Screenprint: ARD/Tatort

Das Presseecho zum aktuellen Tatort aus Münster geht dieses Mal hart ins Gericht mit dem Krimi am Sonntag; man empört sich über diesen „Klamauk“ (Spiegel), in dem es „von Minute zu Minute absurder wird“ (FAZ). Web-de fragt: „was soll dieser Blödsinn eigentlich?“, und laut n-tv sei dieser „Tatort“ „ein einziger Wegzapp-Moment“. Für die Wormser Zeitung drehen hier „alle durch, scheinbar auch die Macher“. Dabei ist es wohl eher so, wie es die Verfasserin des Drehbuchs, Astrid Ströher, andeutet: „wir leben ja auch in verrückten Zeiten“, weshalb sie das Drehbuch munter „heitere Haken schlagen lässt“ (RND) und das 20-jährige Jubiläum des Münsteraner Ermittlerteams nutzt, um „den Wahnsinn, der fast fieberhaft um sich greift, beinahe unwahnsinnig nüchtern“ darzustellen (Die Welt).

„Propheteus“ widmet sich wirren Verschwörungstheoretikern und ist dabei mal auf ganz andere Art witzig.“, meint die Schweriner Volkszeitung. Zwar beginnt dieser Tatort so wie die vorherige Episode „Des Teufels langer Atem“, nämlich mit einem verkaterten Erwachen, diesmal von Prof. Karl Friedrich Boerne, auf einer Bowling-Bahn, im Hawaii-Hemd und mit einem dicken blauen Auge, aber auf die gewohnten kriminalistischen Bahnen findet der Streifen nie wirklich zurück. Dort hatte man den Münsteraner Kriminalisten früher fast jede Extravaganz verziehen: Boernes groben Umgang mit seiner Assistentin, Vater Thiels ständige Drogengeschichten und die handfeste Art seines Sohns – aber beim Thema „Verschwörungstheorie“ scheint der Geduldsfaden mancher Kommentatoren gerissen zu sein. Mehrfach gibt es Seitenhiebe, darauf, dass man mit Hauptdarsteller Jan Josef Liefers in dieser Beziehung noch vor kurzem ein Hühnchen zu rupfen hatte: wegen dessen Engagement bei der gegen die Corona-Beschränkungen gerichteten Kampagne „allesdichtmachen“.

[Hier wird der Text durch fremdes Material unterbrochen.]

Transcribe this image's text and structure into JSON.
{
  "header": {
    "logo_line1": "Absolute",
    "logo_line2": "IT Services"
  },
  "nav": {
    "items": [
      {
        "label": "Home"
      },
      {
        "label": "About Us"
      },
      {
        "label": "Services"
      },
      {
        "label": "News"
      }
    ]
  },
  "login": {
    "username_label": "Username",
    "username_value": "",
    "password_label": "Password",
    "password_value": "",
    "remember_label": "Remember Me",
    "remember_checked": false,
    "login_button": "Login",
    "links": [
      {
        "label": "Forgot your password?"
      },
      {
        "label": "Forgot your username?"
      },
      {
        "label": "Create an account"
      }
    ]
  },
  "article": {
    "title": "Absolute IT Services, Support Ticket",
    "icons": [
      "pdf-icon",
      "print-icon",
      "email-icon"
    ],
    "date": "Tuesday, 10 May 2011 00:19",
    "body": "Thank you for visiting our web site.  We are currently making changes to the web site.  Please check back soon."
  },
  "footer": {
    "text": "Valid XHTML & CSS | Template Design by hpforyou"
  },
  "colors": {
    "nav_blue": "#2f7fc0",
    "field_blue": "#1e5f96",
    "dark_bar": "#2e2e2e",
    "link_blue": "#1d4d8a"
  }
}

Ein Blick auf das, was dem Erwachen auf der Bowlingbahn folgt, bzw. vorangegangen ist (der Film springt zwischen den Zeitenebenen) kann erklären, warum der Tatort so viele empfindliche Stellen getroffen hat.
Im Münsteraner Polizeihauptquartier nimmt ein wirrer Metzger (Matthias Komm), ausgerüstet mit einer Sprengstoffweste, Geiseln (zunächst Staatsanwältin Klemm und Kommissar Thiel) und überträgt seinen Anschlag gleichzeitig live ins Internet. Die damit beim Zuschauer geweckten Assoziationen zu vergangenen tatsächlichen Attentaten kann auch der nun unvermeidlich folgende Auftritt des Verfassungsschutzamtes in Gestalt der seltsamen Zwillinge „Muster und Mann“ (Melanie und Daniela Reichert) nicht überdecken.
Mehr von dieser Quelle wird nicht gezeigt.